Observational evidence to support a dense ambient medium shaping the jet in 3C 84^⋆

¹ Department of Astronomy and Space Science, Kyung Hee University, 1732, Deogyeong-daero, Giheung-gu, Yongin-si, Gyeonggi-do 17104, Republic of Korea
e-mail: jparkastro@khu.ac.kr
² Korea Astronomy and Space Science Institute, 776 Daedeok-daero, Yuseong-gu, Daejeon 34055, Republic of Korea
³ Institute of Astronomy and Astrophysics, Academia Sinica, PO Box 23-141 Taipei 10617, Taiwan
⁴ Kogakuin University of Technology & Engineering, Academic Support Center, 2665-1 Nakano-machi, Hachioji, Tokyo 192-0015, Japan
⁵ National Astronomical Observatory of Japan, Osawa 2-21-1, Mitaka, Tokyo 181-8588, Japan
⁶ The Graduate University for Advanced Studies, SOKENDAI, Osawa 2-21-1, Mitaka, Tokyo 181-8588, Japan
⁷ National Institute of Technology, Hachinohe College, 16-1 Uwanotai, Tamonoki, Hachinohe, Aomori 039-1192, Japan
⁸ Department of Physics and Astronomy, Seoul National University, Gwanak-gu, Seoul 08826, Republic of Korea
⁹ Department of Physics and Astronomy, Sejong University, 209 Neungdong-ro, Gwangjin-gu, Seoul 05006, Republic of Korea

Received: 26 July 2023
Accepted: 14 November 2023

Abstract

Highly collimated relativistic jets are a defining feature of certain active galactic nuclei (AGN), yet their formation mechanism remains elusive.

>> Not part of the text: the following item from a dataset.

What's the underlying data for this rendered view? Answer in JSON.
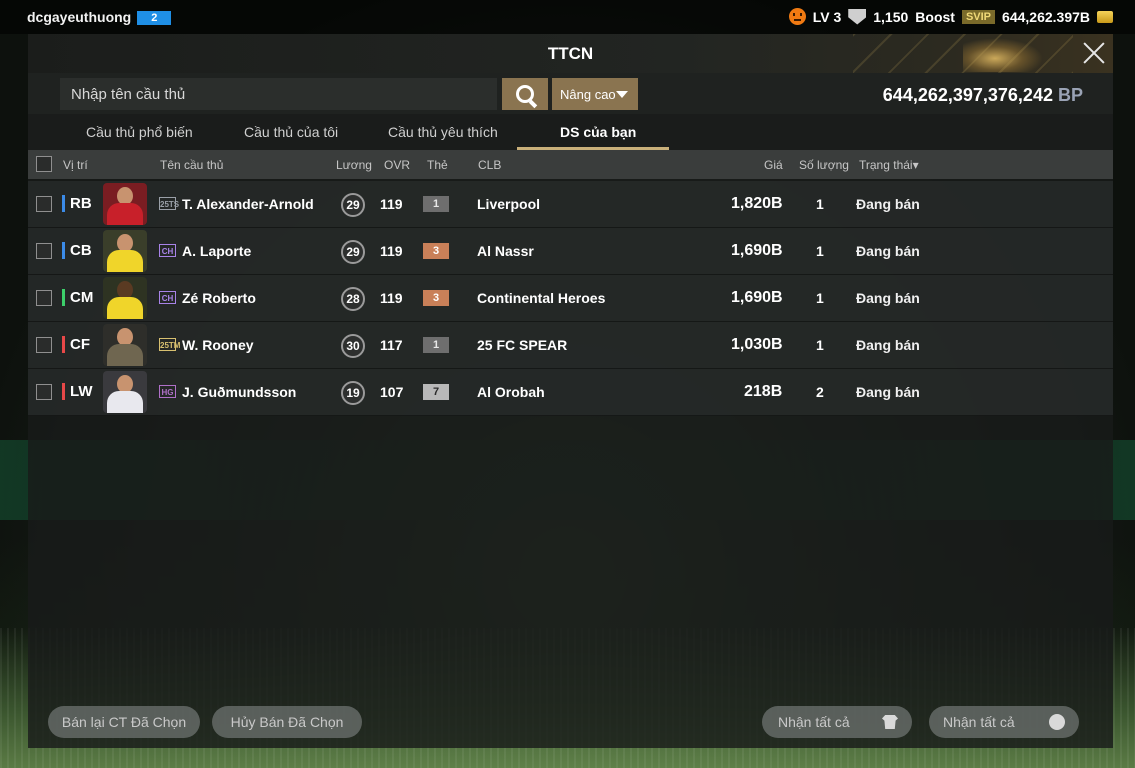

Previous observations and theoretical models have proposed that the ambient medium surrounding the jets could exert pressure, playing a crucial role in shaping the jets. However, a direct observational confirmation of such a medium has been lacking. In this study, we present very long baseline interferometric (VLBI) observations of 3C 84 (NGC 1275), located at the center of the Perseus Cluster. Through monitoring observations with the Very Long Baseline Array (VLBA) at 43 GHz, a jet knot was detected to have been ejected from the sub-parsec scale core in the late 2010s. Intriguingly, this knot propagated in a direction significantly offset from the parsec-scale jet direction. To delve deeper into the matter, we employed follow-up VLBA 43 GHz observations, tracing the knot’s trajectory until the end of 2022. We discovered that the knot abruptly changed its trajectory in the early 2020s, realigning itself with the parsec-scale jet direction. Additionally, we present results from an observation of 3C 84 with the Global VLBI Alliance (GVA) at 22 GHz, conducted near the monitoring period. By jointly analyzing the GVA 22 GHz image with a VLBA 43 GHz image observed about one week apart, we generated a spectral index map, revealing an inverted spectrum region near the edge of the jet where the knot experienced deflection. These findings suggest the presence of a dense, cold ambient medium characterized by an electron density exceeding ∼10⁵ cm⁻³, which guides the jet’s propagation on parsec scales and significantly contributes to the overall shaping of the jet.